Esta é uma doença auto-imune, que pode não dar sintomas, mesmo tendo o gene. “Desconhece-se ainda o factor que espoleta a doença”, afirma a presidente da APC, que tem um filho celíaco e o marido com o gene, mas ainda sem manifestações.
Viver como celíaco
A vida social dos doentes celíacos é condicionada pela falta de restaurantes certificados em Portugal. Filipa Dinis, 19 anos, é celíaca desde os 4 anos. Estudante de Medicina e campeã nacional de salto com vara sub-20, confirma que não é fácil crescer com as restrições alimentares. “Ir a festas era complicado. Afecta-nos, sobretudo, esse lado da exclusão social. Em Lisboa, já encontro menus inclusivos, mas, quase sempre muito mais caros.”
O problema, salienta, não é só garantir que os produtos são isentos de glúten, pois um bife com arroz é uma refeição adequada para celíacos. “Há que ter em atenção a contaminação cruzada na confecção. Basta o uso do mesmo talher”, explica.
Por isso, vai menos vezes ao restaurante com amigos, apesar da compreensão dos que lhe são chegados, que tentam optar por locais onde possam ir todos. Joyce Zanker, nutricionista e doente celíaca diagnosticada desde os 17 anos, também enfrenta as mesmas dificuldades e aponta ainda a falta de informação e de compreensão.
“Há muito aquela ideia: come só um bocadinho que não te vai fazer mal ou pensam que estamos a fazer uma dieta da moda. Há jantares fora que não vou, porque não há muitos restaurantes que conheçam a doença e saibam os cuidados a ter para evitar a contaminação cruzada”, constata.
Os sintomas até podem não ser visíveis, mas o perigo escondido está lá. Não foi fácil gerir o problema na fase da adolescência. Quando os amigos iam almoçar fora, ela ficava na cantina, onde sabia que a refeição era realmente isenta de glúten.
Dieta menos saudável
A dieta celíaca é menos saudável, aponta, justificando com o processamento que é dado à maioria dos produtos. “A oferta, além de cara, é limitada e menos interessante do ponto de vista nutricional. Tem mais açúcar e gordura. Fazer uma alimentação saudável não é fácil.” Curiosamente, a maioria das cadeias fastfood têm alimentos validados pela APC. Não são certificados, porque, não é possível garantir que durante a confecção não há qualquer contaminação.
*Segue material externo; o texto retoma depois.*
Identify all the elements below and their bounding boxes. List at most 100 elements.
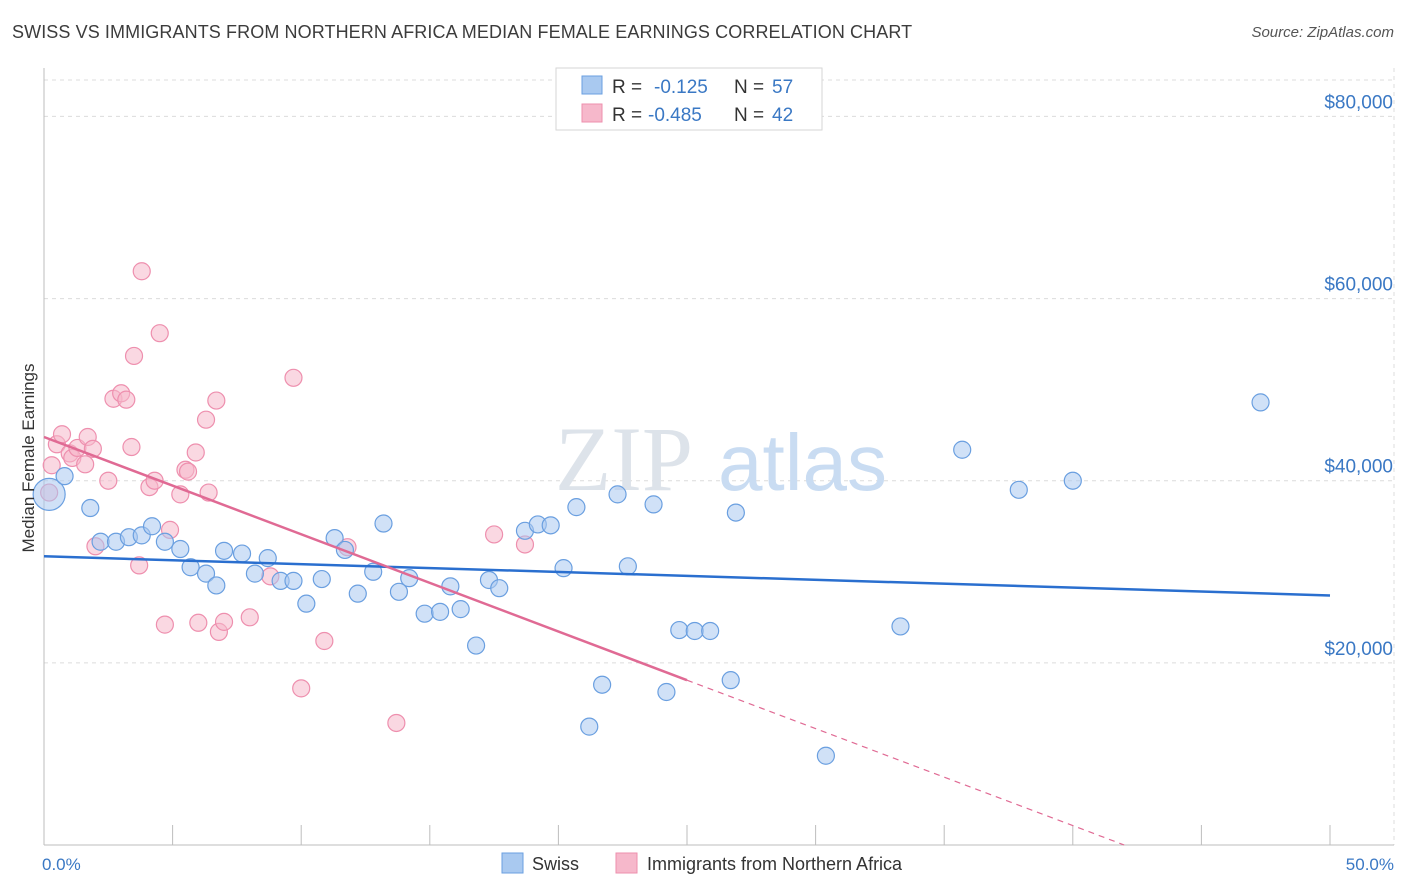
swiss-point — [721, 671, 740, 690]
swiss-point — [81, 498, 100, 518]
swiss-point — [214, 541, 234, 560]
immigrants-point — [240, 608, 259, 627]
legend-r-value: -0.125 — [654, 77, 708, 98]
swiss-point — [374, 514, 393, 533]
swiss-point — [181, 558, 200, 577]
legend-swatch-immigrants — [615, 852, 638, 874]
swiss-point — [466, 636, 486, 655]
swiss-point — [155, 532, 174, 551]
y-tick-label: $40,000 — [1324, 457, 1393, 478]
immigrants-point — [99, 471, 118, 490]
immigrants-point — [52, 425, 72, 444]
swiss-point — [245, 564, 265, 583]
legend-label-swiss: Swiss — [532, 854, 579, 874]
swiss-point — [953, 440, 972, 459]
immigrants-point — [292, 679, 311, 698]
y-axis-label: Median Female Earnings — [19, 364, 38, 553]
swiss-trend-line — [43, 555, 1331, 597]
series-swiss-points — [32, 393, 1270, 765]
immigrants-point — [122, 437, 141, 457]
swiss-point — [284, 571, 303, 590]
immigrants-point — [117, 390, 136, 409]
immigrants-point — [189, 613, 208, 632]
swiss-point — [1251, 393, 1270, 412]
swiss-point — [32, 477, 66, 511]
swiss-point — [207, 576, 226, 595]
swiss-point — [451, 600, 470, 619]
chart-title: SWISS VS IMMIGRANTS FROM NORTHERN AFRICA… — [12, 22, 913, 42]
y-tick-labels: $20,000 $40,000 $60,000 $80,000 — [1324, 92, 1393, 659]
swiss-point — [670, 620, 689, 640]
swiss-point — [567, 498, 586, 517]
immigrants-point — [387, 713, 406, 733]
immigrants-trend-line — [43, 435, 688, 682]
swiss-point — [55, 467, 74, 486]
swiss-point — [541, 516, 560, 535]
immigrants-point — [186, 443, 205, 462]
y-tick-label: $20,000 — [1324, 639, 1393, 660]
immigrants-point — [76, 455, 95, 474]
trend-lines — [43, 435, 1331, 846]
immigrants-trend-extension — [686, 679, 1125, 846]
immigrants-point — [155, 615, 174, 634]
immigrants-point — [214, 612, 234, 631]
immigrants-point — [315, 631, 334, 651]
swiss-point — [91, 532, 110, 551]
y-tick-label: $60,000 — [1324, 275, 1393, 296]
immigrants-point — [485, 525, 504, 544]
legend-label-immigrants: Immigrants from Northern Africa — [647, 854, 903, 874]
swiss-point — [593, 675, 612, 694]
swiss-point — [657, 682, 676, 702]
legend-n-label: N = — [734, 105, 764, 126]
immigrants-point — [150, 324, 169, 343]
swiss-point — [554, 559, 573, 578]
swiss-point — [312, 569, 331, 589]
legend-swatch-immigrants — [581, 103, 603, 123]
legend-n-value: 57 — [772, 77, 793, 98]
x-tick-label: 50.0% — [1346, 855, 1394, 874]
series-immigrants-points — [40, 262, 535, 733]
legend-swatch-swiss — [501, 852, 524, 874]
watermark-atlas: atlas — [718, 418, 887, 507]
correlation-legend: R = -0.125 N = 57 R = -0.485 N = 42 — [555, 67, 823, 131]
swiss-point — [232, 544, 252, 563]
chart-source: Source: ZipAtlas.com — [1251, 24, 1394, 41]
immigrants-point — [42, 456, 61, 475]
swiss-point — [726, 503, 745, 522]
legend-swatch-swiss — [581, 75, 603, 95]
y-tick-label: $80,000 — [1324, 92, 1393, 113]
swiss-point — [196, 564, 216, 583]
swiss-point — [1009, 480, 1028, 499]
swiss-point — [618, 557, 637, 576]
watermark: ZIP atlas — [555, 408, 887, 510]
x-tick-labels: 0.0% 50.0% — [42, 855, 1394, 874]
series-legend: Swiss Immigrants from Northern Africa — [501, 852, 903, 874]
swiss-point — [580, 717, 599, 736]
swiss-point — [701, 621, 720, 641]
immigrants-point — [130, 556, 149, 575]
immigrants-point — [284, 368, 303, 387]
legend-n-value: 42 — [772, 105, 793, 126]
swiss-point — [389, 582, 409, 601]
legend-r-value: -0.485 — [648, 105, 702, 126]
swiss-point — [644, 495, 663, 514]
immigrants-point — [132, 262, 151, 281]
swiss-point — [348, 584, 367, 603]
swiss-point — [430, 602, 450, 621]
swiss-point — [142, 517, 162, 536]
immigrants-point — [178, 462, 198, 481]
immigrants-point — [124, 346, 144, 366]
swiss-point — [816, 746, 835, 765]
swiss-point — [415, 604, 434, 623]
swiss-point — [171, 539, 190, 559]
swiss-point — [608, 485, 627, 504]
legend-r-label: R = — [612, 77, 642, 98]
axes — [43, 68, 1394, 846]
swiss-point — [1063, 471, 1082, 490]
immigrants-point — [196, 410, 216, 429]
legend-r-label: R = — [612, 105, 642, 126]
swiss-point — [685, 621, 704, 641]
swiss-point — [891, 617, 910, 636]
immigrants-point — [207, 391, 226, 410]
Como nutricionista, Joyce Zanker recomenda alimentos naturalmente isentos de glúten como a batata, o arroz, a carne (atenção à carne já picada, que pode estar contaminada) e o pescado frescos, frutas e hortícolas. A leitura dos rótulos é obrigatória em tudo o que é embalado, “mesmo em produtos inocentes”. Até uma simples bica pode conter glúten, pois “há estabelecimentos que juntam cevada ao café”.
Joyce Zanker apela a uma maior atenção à doença celíaca e à necessidade de serem disponibilizadas opções mais saudáveis sem glúten. A promoção da dieta mediterrânica pode vir a ser uma solução para os doentes celíacos, afirma, ao revelar que está a desenvolver um estudo com Sónia Gonçalves Pereira sobre o impacto desta dieta.
Susana Tavares garante que a APC vai continuar a lutar junto do Governo e Parlamento para que os produtos para celíacos sejam isentos de IVA e para que a doença seja considerada crónica.